Now, at sixty, Tracy knows riding forever isn’t guaranteed, her hands sometimes ache, her hips complain. She figures she has a few more good years on the bike. After that, maybe van life. What won’t change is movement. Sitting still no longer fits.
She doesn’t frame her life as fearless or extreme. It’s simpler than that. Life changed once without her consent.
Ask her what she can’t live without on the road and she won’t say the bike or the dog. She’ll tell you it’s her electric toothbrush. Some comforts matter, even when everything else is fluid.
Tracy didn’t plan to rescue a dog. She didn’t plan to ride continents with a passenger who doesn’t understand borders or opinions or paperwork. She just responded to what was in front of her.
Takeaways
For experienced riders:Mastery isn’t about having everything dialed and predictable. Years on the road don’t eliminate uncertainty, they just teach you how to stay calm inside it. Tracy’s experience is a reminder that real skill shows up when plans unravel, conditions change, and you still move forward without forcing the outcome.

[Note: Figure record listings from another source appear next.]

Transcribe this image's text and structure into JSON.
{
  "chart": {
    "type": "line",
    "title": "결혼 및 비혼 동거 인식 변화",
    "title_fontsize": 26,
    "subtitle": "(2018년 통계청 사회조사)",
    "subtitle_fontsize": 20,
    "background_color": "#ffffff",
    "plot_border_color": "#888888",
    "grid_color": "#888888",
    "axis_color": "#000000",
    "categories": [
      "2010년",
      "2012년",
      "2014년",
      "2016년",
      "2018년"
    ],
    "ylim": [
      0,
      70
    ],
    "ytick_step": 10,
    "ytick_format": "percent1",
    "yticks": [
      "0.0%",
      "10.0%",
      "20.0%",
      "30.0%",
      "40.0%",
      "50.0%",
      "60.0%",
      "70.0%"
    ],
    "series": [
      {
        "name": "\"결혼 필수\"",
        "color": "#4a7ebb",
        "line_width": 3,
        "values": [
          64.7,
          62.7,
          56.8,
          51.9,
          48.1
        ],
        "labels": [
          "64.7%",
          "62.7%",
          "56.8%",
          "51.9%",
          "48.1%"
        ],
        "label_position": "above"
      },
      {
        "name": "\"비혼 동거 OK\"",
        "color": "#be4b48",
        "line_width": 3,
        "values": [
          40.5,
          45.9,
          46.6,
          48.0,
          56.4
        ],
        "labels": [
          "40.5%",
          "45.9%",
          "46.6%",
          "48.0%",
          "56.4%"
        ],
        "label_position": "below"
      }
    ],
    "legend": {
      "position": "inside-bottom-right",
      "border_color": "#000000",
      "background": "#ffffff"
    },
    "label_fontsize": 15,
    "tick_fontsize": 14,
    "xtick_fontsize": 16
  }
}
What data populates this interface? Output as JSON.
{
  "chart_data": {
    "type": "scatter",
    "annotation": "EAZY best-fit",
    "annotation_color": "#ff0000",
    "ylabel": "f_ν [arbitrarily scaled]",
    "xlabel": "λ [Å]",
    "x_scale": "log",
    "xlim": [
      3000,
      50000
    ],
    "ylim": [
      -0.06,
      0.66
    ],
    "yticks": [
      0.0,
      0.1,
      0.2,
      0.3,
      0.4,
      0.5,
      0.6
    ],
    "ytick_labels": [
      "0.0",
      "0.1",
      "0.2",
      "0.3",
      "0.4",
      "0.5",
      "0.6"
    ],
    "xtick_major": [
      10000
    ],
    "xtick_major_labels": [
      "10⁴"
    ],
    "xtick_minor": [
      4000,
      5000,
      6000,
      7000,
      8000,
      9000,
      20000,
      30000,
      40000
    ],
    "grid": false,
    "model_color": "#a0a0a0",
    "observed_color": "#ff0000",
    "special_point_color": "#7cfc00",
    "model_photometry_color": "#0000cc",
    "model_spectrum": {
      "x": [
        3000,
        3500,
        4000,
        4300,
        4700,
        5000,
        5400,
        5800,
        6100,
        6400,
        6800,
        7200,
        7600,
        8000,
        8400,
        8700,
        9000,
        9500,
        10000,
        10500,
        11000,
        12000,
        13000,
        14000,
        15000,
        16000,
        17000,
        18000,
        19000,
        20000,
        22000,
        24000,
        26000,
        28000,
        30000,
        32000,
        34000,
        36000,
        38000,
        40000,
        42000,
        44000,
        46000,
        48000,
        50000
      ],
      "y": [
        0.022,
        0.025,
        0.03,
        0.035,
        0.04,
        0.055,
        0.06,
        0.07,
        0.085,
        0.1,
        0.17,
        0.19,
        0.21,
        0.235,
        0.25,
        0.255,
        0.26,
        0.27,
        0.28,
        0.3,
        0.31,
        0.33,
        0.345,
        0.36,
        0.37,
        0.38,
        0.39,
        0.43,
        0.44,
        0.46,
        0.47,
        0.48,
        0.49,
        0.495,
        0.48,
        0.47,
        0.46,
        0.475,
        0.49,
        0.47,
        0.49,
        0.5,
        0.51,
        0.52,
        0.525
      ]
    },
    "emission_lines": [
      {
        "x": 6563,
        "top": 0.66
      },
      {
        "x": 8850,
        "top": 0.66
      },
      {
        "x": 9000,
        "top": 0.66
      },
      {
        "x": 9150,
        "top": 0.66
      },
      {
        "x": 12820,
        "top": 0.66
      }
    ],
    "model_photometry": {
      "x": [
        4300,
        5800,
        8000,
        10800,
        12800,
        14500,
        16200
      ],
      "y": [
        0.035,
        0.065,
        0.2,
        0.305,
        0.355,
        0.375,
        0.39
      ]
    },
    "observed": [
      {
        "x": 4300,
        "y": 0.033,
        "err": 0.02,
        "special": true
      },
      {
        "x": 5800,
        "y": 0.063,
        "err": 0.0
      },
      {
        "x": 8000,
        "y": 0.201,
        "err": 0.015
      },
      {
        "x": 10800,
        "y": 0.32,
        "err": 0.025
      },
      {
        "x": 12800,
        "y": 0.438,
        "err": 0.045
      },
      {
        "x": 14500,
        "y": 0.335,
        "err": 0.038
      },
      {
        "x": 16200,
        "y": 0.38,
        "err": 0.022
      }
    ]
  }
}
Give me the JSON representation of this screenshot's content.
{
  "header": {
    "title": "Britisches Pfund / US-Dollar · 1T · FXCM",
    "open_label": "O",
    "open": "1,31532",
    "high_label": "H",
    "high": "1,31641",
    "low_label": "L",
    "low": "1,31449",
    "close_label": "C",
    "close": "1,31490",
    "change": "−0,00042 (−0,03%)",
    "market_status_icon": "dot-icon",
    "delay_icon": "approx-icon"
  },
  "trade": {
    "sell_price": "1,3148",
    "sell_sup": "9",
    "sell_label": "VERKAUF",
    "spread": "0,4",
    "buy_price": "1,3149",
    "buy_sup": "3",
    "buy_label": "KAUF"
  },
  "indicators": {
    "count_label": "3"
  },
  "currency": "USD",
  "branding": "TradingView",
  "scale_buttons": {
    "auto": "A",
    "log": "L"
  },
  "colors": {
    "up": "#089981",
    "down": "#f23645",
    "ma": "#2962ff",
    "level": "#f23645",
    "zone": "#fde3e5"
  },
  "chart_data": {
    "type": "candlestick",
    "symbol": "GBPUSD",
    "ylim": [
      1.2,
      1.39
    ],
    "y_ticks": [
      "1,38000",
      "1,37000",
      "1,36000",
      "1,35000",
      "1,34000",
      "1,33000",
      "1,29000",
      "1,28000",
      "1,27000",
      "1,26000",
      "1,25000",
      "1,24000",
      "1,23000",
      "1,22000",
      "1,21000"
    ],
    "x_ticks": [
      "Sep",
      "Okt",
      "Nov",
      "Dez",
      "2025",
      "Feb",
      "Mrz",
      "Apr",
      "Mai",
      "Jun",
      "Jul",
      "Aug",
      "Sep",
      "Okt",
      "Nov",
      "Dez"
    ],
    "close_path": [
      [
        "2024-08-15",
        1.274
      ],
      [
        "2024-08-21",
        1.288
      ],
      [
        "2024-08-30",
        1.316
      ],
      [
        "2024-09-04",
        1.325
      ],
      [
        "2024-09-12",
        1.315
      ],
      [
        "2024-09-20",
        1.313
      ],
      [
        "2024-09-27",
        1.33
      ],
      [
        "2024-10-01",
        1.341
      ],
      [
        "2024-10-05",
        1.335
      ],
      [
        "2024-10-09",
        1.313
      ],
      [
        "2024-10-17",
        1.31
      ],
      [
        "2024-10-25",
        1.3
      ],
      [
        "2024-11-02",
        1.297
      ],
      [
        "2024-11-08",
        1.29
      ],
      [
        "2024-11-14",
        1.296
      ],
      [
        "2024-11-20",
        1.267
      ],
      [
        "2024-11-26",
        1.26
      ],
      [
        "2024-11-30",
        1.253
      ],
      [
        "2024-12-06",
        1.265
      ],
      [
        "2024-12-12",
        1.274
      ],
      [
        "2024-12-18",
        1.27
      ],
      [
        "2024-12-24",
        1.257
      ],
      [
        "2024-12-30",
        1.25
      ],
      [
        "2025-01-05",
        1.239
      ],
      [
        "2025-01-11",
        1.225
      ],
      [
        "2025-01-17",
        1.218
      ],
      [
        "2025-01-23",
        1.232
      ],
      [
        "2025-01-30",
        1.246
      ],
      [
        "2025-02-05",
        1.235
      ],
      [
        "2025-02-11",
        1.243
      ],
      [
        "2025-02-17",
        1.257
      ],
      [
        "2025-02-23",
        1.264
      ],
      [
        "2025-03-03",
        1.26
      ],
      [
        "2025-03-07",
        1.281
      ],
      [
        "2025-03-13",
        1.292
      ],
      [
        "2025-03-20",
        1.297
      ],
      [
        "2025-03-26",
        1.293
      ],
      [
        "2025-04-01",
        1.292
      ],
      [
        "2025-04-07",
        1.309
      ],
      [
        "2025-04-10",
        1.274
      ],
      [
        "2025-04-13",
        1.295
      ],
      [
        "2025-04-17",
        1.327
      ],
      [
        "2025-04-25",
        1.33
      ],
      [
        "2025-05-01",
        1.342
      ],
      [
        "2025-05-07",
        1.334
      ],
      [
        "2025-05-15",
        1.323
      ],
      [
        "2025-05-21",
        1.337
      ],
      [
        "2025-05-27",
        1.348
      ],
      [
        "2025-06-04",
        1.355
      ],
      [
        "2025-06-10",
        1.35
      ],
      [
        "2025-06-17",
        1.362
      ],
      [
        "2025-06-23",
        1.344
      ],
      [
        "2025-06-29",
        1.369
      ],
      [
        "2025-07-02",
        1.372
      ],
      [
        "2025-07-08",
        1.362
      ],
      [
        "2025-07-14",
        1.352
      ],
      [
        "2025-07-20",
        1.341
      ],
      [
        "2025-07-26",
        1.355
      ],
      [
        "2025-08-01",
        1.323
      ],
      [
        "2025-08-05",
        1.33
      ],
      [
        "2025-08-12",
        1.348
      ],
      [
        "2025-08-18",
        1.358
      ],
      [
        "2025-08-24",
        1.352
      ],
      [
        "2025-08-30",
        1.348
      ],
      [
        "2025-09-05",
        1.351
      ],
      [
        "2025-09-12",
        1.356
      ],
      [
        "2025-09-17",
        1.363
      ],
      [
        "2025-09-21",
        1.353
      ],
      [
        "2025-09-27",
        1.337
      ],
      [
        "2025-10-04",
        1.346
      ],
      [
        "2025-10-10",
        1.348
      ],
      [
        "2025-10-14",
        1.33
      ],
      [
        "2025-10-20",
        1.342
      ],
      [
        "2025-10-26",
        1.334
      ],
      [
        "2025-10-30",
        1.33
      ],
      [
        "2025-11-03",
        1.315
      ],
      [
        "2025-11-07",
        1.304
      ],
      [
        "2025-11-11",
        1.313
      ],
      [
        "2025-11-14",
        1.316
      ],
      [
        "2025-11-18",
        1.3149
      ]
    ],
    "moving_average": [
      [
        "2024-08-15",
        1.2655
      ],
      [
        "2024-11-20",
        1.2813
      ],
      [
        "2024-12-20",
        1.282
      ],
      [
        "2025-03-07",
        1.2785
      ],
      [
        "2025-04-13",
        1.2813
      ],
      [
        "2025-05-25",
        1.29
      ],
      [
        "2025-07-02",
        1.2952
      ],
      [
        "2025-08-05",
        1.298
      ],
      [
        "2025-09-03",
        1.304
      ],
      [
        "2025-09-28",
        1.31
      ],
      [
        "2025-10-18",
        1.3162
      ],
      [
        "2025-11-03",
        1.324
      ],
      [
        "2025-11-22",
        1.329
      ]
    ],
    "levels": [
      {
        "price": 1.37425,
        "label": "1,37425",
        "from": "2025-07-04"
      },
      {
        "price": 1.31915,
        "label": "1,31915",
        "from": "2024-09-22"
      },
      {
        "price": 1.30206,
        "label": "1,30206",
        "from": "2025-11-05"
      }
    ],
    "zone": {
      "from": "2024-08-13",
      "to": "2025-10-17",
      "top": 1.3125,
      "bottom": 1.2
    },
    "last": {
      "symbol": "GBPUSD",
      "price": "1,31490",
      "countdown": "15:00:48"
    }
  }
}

For new riders:You don’t need a lifelong dream or a perfect origin story to belong on a motorcycle. Most journeys start awkwardly, with dropped bikes, wrong choices, and second guesses. That doesn’t mean you’re doing it wrong. It means you’re doing it honestly.
For all of us:Life rarely hands you a clean map. Sometimes it hands you a moment, a choice, or a stray dog and asks what you’re going to do with it. Progress doesn’t always come from control or certainty. Sometimes it comes from staying open, adapting as you go, and choosing motion over fear.